Aptamers are usually obtained by the SELEX process; however, it is time-consuming to perform repetitive work. Therefore, a new method was designed to rapidly obtain high-affinity aptamers from an early screening library. Target-binding aptamers were isolated from early library based on the function of T5 exonuclease (Exo), which could digest nonaffinity aptamers and retain the complete sequence of affinity aptamers. Meanwhile, enzymatic electrophoresis, label-free dye displacement assay, q-PCR, and isothermal titration calorimetry were used to characterize aptamer affinity. The ninth ssDNA library (9R) of 5-hydroxymethylfurfural (5-HMF) was digested by T5 Exo, and high-throughput sequencing was performed on the digested library (E-9R). 20 sequences with the highest multiplicity were selected for characterization. The results showed that there were 8 affinity aptamers in the general screening library and 15 in the digested library, which were always more than in the general screening library when the target concentration decreased.

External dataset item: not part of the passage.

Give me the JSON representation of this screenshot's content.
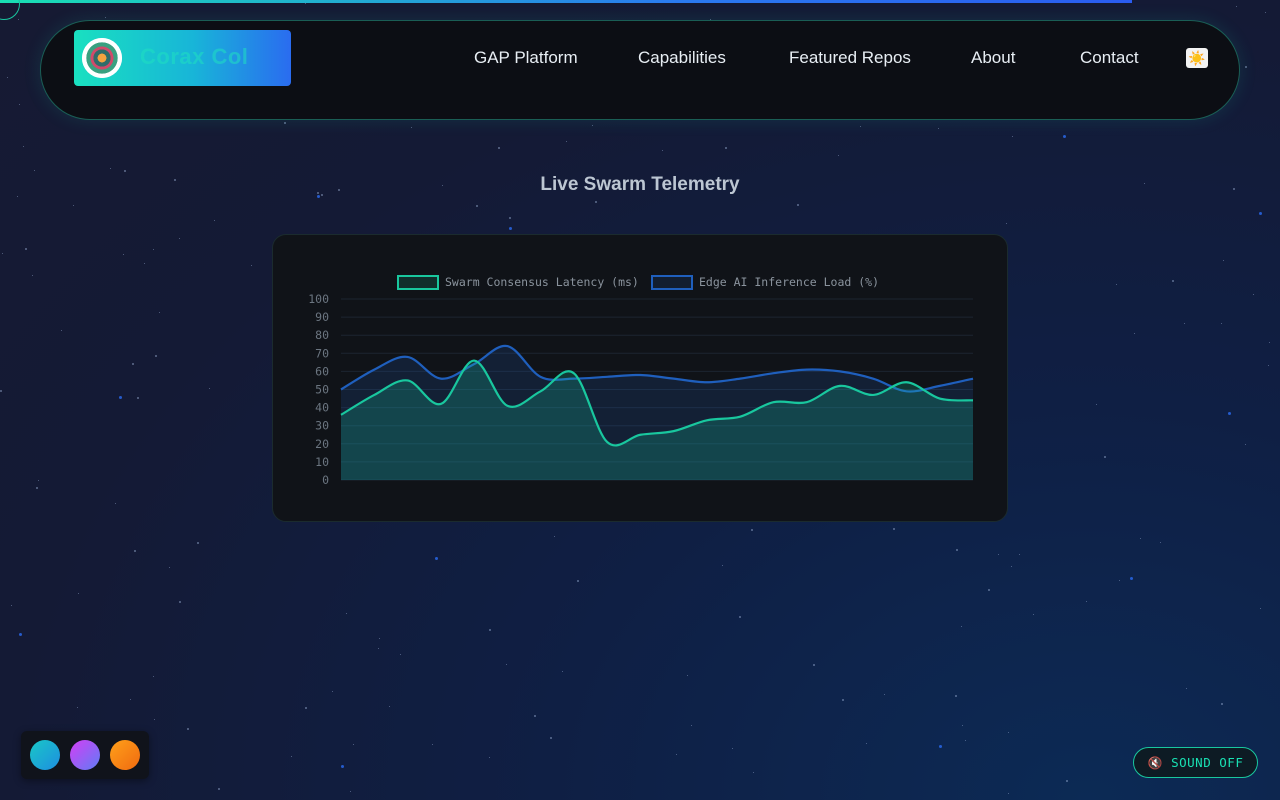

Subsequently, the aptamers from enzymatic-electrophoresis experiments were characterized by the label-free dye displacement assay and q-PCR to distinguish the binding strength to 5-HMF. It was found that 9R-e1 from E-9R exhibited the best binding affinity, with the K_d value of 8.8 μM. The same enzymatic conditions were used for the patulin (PAT) screening library to verify this method’s universal applicability. Similarly, affinity aptamers were always more abundant in the enzymatic library, and an aptamer with a K_d value of 6.40 μM was found in PAT-E6R. The enzymatic method ensures high-affinity aptamer availability while reducing the number of selection rounds, significantly shortening the selection time and reducing the cost.